British musician (1929–2019)

Christopher Noel Rawsthorne (24 December 1929 – 28 January 2019) was a British liturgical and concert organist and composer of music for his own instrument, as well as choral music.

== Biography ==
Rawsthorne was born in Birkenhead. At the age of eight he became a chorister at Liverpool Parish Church which started his interest in the pipe organ. Two years later, he became a chorister at Liverpool Cathedral (while also studying at Liverpool Institute High School) and started organ lessons under Caleb Jarvis at the nearby St George's Hall.

In six years time later pursued organ studies under Harold Dawber at the Royal Manchester College of Music, after receiving a coveted exhibition. In 1949, he later became the Assistant Organist of the cathedral, and also received Associateship of the Royal College of Organists (ARCO) and was later elected a fellow (FRCO) in 1953.

In 1958, he received an education grant to study in Italy with Fernando Germani and later in Paris with Marcel Dupré. He became Organist of Liverpool Cathedral in 1955, succeeding Harry Goss-Custard, and served in this capacity until 1980. While there, he composed many original choral works, such as the Festive Eucharist (1978) which is still sung regularly by churches across the Anglican Diocese of Liverpool. Until 1993, Rawsthorne was Senior Lecturer in Music at St Katharine's College, Liverpool (now Liverpool Hope University).

Rawsthorne received an honorary doctorate in music from the University of Liverpool and his work with the Royal Liverpool Philharmonic Orchestra included supervision of the refurbishment of the Rushworth and Dreaper organ in the Philharmonic Hall and he sustained substantial friendships, personal and professional, with successive Maestros of the Philharmonic. He mentored Ian Tracey (later a professor), who succeeded his position of Organist of Liverpool Cathedral in 1980.

He died in Liverpool in 2019, aged 89.

== Music ==
Rawsthorne's compositions and arrangements are found in many contemporary collections of organ music.

His Hornpipe Humoresque is an amusing set of variations on the familiar Sailor's Hornpipe, in the styles of Bach (Brandenburg Concerto No. 3, 1st movement), Vivaldi ("Spring," 1st movement, from The Four Seasons), Arne (Rule Britannia) and Widor ("Toccata" from Symphony for Organ No. 5). Arguably his most popular work is the Aria in F major.

To commemorate Rawsthorne's 83rd birthday, a CD of 23 of his works, including many never previously recorded, was recorded by Gordon Stewart.

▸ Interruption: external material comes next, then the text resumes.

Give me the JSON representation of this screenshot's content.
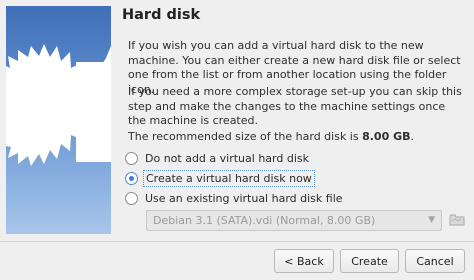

In 2025, after his death, 'Two Chorale Fantasies', major organ works, were published by ChurchOrganWorld. The first, Wachet auf, ruft unds die Stimme' was written in 2005 'to Ian Tracey on his 25th Anniversary Recital as Organist of Liverpool Cathedral'. The second 'Ein feste Burg ist unser Gott' was partially written to 'a mon ami Gordon Stewart' and completed after his death by Ian Tracey.